Júri absolve cacique, mas condena 4 Guaranis Kaiowá por morte de policiais em 2006

    Durante quatro dias de julgamento e uma extensão de mais de 33 horas na última plenária, cacique Carlito é absolvido e os Guarani Kaiowá são condenados em regime de semiliberdade pela morte de 2 policiais civis no MS em 2006

    Guaranis Kaiowas fizeram uma reza antes da sentença que condenou quatro deles, mas absolveu o cacique | Foto: Reprodução

    Depois de 13 anos de processo, chega ao fim o julgamento dos indígenas Guarani Kaiowá acusados de homicídio e tentativa de homicídio no dia 1º de abril de 2006, em Dourados, cidade no Mato Grosso do Sul. O júri popular, formado por seis mulheres e um homem, decidiu absolver o cacique Carlito de Oliveira, enquanto condenou outros quatro: Ezequiel Valensuela, Jair Aquino Fernandes, Lindomar Brites de Oliveira e Paulino Lopes pela morte dos policiais civis Rodrigo Pereira Lorenzato e Ronilson Magalhães. Outro policial, Emerson José Gadani é a única vítima sobrevivente.

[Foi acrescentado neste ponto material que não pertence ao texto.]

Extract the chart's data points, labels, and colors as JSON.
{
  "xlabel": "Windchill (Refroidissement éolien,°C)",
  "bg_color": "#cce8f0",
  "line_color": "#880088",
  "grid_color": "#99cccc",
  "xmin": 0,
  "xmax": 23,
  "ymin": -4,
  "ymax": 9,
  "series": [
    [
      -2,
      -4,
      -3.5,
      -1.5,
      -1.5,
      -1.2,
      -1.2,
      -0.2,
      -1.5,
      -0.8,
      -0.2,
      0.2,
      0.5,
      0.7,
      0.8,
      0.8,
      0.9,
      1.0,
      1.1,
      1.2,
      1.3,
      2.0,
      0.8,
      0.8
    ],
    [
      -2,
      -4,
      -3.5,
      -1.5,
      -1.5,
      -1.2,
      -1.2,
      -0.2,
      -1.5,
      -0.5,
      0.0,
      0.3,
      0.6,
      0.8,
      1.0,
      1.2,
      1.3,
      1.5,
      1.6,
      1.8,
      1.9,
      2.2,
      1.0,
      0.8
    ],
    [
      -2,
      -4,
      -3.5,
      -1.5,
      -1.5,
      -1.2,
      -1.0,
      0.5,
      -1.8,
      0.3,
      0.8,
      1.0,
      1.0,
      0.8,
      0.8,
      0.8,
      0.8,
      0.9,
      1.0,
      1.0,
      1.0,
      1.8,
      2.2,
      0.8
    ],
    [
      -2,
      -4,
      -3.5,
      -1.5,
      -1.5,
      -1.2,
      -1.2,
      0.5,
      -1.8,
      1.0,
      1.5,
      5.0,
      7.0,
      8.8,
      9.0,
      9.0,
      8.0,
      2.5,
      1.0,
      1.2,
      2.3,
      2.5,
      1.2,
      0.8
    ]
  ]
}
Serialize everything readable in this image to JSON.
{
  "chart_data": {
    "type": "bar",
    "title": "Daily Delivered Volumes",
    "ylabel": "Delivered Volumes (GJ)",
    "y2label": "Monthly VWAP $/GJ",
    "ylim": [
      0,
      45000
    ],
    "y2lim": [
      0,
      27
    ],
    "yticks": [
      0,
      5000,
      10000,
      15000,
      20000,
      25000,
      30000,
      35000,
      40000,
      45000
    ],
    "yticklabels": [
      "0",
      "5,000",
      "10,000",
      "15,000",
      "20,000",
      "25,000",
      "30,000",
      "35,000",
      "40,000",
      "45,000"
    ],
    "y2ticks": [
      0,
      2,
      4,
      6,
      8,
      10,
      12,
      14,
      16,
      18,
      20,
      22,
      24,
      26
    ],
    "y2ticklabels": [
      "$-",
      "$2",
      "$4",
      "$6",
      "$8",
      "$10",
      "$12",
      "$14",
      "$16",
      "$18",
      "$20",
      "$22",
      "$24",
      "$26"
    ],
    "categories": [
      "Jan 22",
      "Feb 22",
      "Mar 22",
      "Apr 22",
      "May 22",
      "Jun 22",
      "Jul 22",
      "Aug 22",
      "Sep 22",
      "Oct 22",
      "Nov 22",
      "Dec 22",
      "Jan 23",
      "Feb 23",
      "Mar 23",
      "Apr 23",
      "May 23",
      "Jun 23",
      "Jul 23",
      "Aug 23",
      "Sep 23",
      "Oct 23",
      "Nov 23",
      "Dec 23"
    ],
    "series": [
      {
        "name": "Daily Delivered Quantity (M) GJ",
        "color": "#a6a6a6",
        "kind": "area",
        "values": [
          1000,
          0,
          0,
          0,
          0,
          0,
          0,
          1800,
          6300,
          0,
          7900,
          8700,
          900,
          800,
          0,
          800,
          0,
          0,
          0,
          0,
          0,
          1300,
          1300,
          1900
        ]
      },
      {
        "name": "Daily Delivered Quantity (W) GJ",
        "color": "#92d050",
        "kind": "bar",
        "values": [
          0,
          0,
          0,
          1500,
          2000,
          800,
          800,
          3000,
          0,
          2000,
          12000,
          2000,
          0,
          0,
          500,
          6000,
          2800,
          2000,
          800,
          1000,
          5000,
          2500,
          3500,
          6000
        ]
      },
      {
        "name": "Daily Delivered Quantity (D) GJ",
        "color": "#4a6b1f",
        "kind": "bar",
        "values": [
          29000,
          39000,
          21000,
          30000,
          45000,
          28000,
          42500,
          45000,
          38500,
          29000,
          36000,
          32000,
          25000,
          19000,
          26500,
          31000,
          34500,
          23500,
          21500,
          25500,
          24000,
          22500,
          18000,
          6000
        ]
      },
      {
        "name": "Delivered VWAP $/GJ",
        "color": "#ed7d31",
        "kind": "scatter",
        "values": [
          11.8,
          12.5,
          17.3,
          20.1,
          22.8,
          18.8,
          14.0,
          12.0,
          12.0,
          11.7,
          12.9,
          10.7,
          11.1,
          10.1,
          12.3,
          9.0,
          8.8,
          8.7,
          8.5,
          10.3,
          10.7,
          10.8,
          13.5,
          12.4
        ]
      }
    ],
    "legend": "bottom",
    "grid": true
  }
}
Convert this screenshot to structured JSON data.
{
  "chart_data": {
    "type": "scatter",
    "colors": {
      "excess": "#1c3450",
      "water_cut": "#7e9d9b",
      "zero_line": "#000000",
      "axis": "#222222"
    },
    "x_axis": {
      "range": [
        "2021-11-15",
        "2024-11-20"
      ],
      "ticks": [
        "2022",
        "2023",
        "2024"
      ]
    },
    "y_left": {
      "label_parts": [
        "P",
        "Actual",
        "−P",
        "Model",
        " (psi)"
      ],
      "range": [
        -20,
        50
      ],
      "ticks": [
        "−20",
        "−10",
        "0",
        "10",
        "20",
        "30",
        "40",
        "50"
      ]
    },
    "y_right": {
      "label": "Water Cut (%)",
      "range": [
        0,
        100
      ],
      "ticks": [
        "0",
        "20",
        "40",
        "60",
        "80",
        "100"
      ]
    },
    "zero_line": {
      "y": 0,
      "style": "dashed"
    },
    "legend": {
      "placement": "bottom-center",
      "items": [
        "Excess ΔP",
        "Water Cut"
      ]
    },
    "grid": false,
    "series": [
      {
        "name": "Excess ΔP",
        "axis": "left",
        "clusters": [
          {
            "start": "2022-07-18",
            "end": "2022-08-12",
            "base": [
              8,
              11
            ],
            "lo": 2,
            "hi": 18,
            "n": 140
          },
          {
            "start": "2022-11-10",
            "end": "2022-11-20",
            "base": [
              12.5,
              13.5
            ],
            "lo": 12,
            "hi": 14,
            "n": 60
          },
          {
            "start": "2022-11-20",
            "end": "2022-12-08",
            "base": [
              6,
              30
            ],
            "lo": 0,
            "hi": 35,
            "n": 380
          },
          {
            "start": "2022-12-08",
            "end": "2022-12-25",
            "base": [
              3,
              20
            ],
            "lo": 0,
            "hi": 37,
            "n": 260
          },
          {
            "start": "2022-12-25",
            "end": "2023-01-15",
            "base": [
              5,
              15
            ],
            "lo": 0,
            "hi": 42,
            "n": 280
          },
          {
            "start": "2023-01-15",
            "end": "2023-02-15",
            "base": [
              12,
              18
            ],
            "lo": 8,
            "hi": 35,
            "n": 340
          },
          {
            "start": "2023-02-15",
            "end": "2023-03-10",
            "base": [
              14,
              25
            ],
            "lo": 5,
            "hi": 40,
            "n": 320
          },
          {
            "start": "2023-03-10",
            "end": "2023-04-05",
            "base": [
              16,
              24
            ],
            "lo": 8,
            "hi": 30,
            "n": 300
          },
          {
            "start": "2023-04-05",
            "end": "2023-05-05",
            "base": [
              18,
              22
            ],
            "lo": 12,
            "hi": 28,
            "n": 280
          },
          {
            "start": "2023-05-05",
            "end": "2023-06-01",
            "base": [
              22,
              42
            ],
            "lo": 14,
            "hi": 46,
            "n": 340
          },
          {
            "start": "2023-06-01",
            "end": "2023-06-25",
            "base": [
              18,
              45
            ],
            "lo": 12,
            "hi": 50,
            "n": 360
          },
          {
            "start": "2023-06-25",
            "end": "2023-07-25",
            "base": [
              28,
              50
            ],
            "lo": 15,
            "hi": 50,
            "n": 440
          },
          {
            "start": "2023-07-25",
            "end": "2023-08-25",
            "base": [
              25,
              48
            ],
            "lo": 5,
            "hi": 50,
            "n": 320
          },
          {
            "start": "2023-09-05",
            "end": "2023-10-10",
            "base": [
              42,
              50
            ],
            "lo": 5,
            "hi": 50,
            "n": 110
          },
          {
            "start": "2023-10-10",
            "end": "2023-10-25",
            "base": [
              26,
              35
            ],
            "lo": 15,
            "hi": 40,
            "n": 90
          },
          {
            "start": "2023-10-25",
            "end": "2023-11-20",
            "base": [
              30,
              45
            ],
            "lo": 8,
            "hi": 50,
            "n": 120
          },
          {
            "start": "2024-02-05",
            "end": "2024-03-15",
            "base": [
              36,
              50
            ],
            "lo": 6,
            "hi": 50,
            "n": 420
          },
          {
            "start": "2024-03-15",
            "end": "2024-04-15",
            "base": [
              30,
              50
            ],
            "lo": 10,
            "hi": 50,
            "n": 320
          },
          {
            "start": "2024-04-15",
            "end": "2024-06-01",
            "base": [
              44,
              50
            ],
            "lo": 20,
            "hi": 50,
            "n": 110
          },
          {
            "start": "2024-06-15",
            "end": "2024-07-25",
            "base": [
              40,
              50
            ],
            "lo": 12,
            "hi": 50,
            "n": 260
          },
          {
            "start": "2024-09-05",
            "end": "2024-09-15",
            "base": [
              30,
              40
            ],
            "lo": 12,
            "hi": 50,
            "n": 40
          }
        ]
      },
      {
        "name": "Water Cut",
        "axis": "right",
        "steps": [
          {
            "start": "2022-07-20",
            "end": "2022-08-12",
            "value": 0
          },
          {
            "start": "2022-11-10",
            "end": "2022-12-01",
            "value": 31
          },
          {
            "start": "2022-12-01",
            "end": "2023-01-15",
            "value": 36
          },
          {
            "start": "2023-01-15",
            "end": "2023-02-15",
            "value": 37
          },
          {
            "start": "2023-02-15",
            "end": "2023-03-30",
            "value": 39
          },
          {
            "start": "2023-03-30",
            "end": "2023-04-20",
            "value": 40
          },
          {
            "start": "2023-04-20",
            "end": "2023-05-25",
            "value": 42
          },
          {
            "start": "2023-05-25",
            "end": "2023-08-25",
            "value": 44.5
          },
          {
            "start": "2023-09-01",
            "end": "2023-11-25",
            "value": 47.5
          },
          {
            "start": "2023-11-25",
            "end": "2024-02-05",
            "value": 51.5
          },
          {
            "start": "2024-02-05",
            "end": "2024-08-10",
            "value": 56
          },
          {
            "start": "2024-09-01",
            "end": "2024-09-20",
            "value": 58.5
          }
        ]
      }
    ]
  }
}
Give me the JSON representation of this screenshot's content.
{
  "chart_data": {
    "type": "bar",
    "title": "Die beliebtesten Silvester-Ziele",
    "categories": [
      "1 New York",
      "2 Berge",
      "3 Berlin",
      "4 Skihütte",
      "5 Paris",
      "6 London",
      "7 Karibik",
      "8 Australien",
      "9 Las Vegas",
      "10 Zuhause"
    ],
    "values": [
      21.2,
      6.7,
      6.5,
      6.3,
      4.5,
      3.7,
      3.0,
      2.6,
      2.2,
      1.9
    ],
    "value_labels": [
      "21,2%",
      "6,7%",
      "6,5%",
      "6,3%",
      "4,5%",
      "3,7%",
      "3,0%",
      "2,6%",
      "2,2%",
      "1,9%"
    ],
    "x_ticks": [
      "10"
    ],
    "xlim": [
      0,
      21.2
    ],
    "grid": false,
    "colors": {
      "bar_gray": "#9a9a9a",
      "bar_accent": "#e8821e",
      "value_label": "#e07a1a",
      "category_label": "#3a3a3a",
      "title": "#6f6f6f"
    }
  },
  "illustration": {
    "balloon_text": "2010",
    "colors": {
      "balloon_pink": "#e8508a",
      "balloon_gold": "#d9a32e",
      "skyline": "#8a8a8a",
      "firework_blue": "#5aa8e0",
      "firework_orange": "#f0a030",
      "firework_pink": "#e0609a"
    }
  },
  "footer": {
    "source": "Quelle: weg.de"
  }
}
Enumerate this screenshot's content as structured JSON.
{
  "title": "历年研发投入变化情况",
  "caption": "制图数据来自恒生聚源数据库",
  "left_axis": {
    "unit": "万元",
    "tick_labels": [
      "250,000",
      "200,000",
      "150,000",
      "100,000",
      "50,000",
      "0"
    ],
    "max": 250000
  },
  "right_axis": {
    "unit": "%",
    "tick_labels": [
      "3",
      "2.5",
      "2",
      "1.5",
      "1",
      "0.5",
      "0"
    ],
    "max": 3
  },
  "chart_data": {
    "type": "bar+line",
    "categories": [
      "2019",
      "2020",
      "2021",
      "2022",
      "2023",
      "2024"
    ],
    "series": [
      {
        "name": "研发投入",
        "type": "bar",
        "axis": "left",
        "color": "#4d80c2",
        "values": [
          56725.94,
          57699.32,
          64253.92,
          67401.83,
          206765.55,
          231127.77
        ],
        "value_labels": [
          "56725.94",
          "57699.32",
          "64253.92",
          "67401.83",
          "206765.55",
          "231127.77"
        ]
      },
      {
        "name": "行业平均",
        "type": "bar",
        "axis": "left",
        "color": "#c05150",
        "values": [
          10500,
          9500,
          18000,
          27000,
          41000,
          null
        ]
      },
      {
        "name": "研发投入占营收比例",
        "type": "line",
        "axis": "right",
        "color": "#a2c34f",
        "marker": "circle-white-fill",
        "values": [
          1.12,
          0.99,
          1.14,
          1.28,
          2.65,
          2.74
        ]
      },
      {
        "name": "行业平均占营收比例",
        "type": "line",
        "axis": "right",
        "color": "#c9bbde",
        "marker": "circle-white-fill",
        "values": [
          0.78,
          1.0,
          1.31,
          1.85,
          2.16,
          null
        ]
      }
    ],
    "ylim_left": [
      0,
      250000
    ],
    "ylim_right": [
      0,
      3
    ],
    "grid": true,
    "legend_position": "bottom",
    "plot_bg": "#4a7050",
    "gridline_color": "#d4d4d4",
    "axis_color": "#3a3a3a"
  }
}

    Uma plateia exausta aguardava o julgamento final dos indígenas Guarani Kaiowá, que chegou ao fim nesta sexta (7/6). O julgamento se estendeu por quatro dias, com início na terça (4/6). Ainda que as sessões tenham sido longas, chegando a 13 horas de plenária, os últimos dois dias foram mais insalubres. A juíza, Andreia Moruzzi, entrou madrugada adentro. A sessão, que começou na quinta às 9h30, só chegou ao fim da noite de sexta, somando 33 horas de plenária, subtraindo os intervalos.

    O júri sentenciou quatro Guaranis e decidiu pela liberdade de Carlito de Oliveira. Paulino foi condenado pelo homicídio consumado de Rodrigo e homicídio qualificado de Ronilson. Cumprirá pena de 20 anos, 3 meses e 6 dias. Lindomar ficará 19 anos, 2 meses e 12 dias em reclusão, pelo homicídio consumado de Rodrigo e Ronildo, quesitos julgados de forma idêntica pelo júri. Já o Guarani Jair cumprirá pena por homicídio consumado de Rodrigo e de Ronilson, além de responder por tentativa de homicídio duplamente qualificado tentado a Emerson. Serão 26 anos, 8 meses e 16 dias de reclusão. Ezequiel Valensuela, réu foragido, foi condenado a 34 anos, 5 meses e 10 dias pelos homicídios de Rodrigo e Ronilson o tentado a Emerson.

    Todos cumprirão pena em regime semiaberto, em uma estrutura da Funai dentro da aldeia Passo Piraju. Decisão tanto da defesa quanto da acusação, que seguiram o artigo 56 do Estatuto do Índio, que determina que “as penas de reclusão e de detenção serão cumpridas, se possível, em regime especial de semiliberdade, no local de funcionamento do órgão federal de assistência aos índios mais próximos da habitação do condenado”, e a Convenção 169 da OIT (Organização Internacional do Trabalho), que, no artigo 10, determina a preferência a “a tipos de punição outros que o encarceramento”.

    O processo começou na Justiça estadual e depois se tornou federal. Mas ainda terá desdobramentos pois há outros réus, Márcio, Sandra e Valmir, que respondem em liberdade e aguardam seus julgamentos. Por um pedido da defesa do cacique e os quatro Guaranis Kaiowas, o julgamento foi transferido para São Paulo, ao alegarem parcialidade da Justiça em Mato Grosso do Sul. Na capital paulista, a plenária aconteceu no TRF (Tribunal Regional Federal) da 3ª Região (responsável por São Paulo e Mato Grosso do Sul), na zona oeste de São Paulo, comandada pela juíza Andreia Moruzzi, sobrinha do ex-presidente da República José Sarney.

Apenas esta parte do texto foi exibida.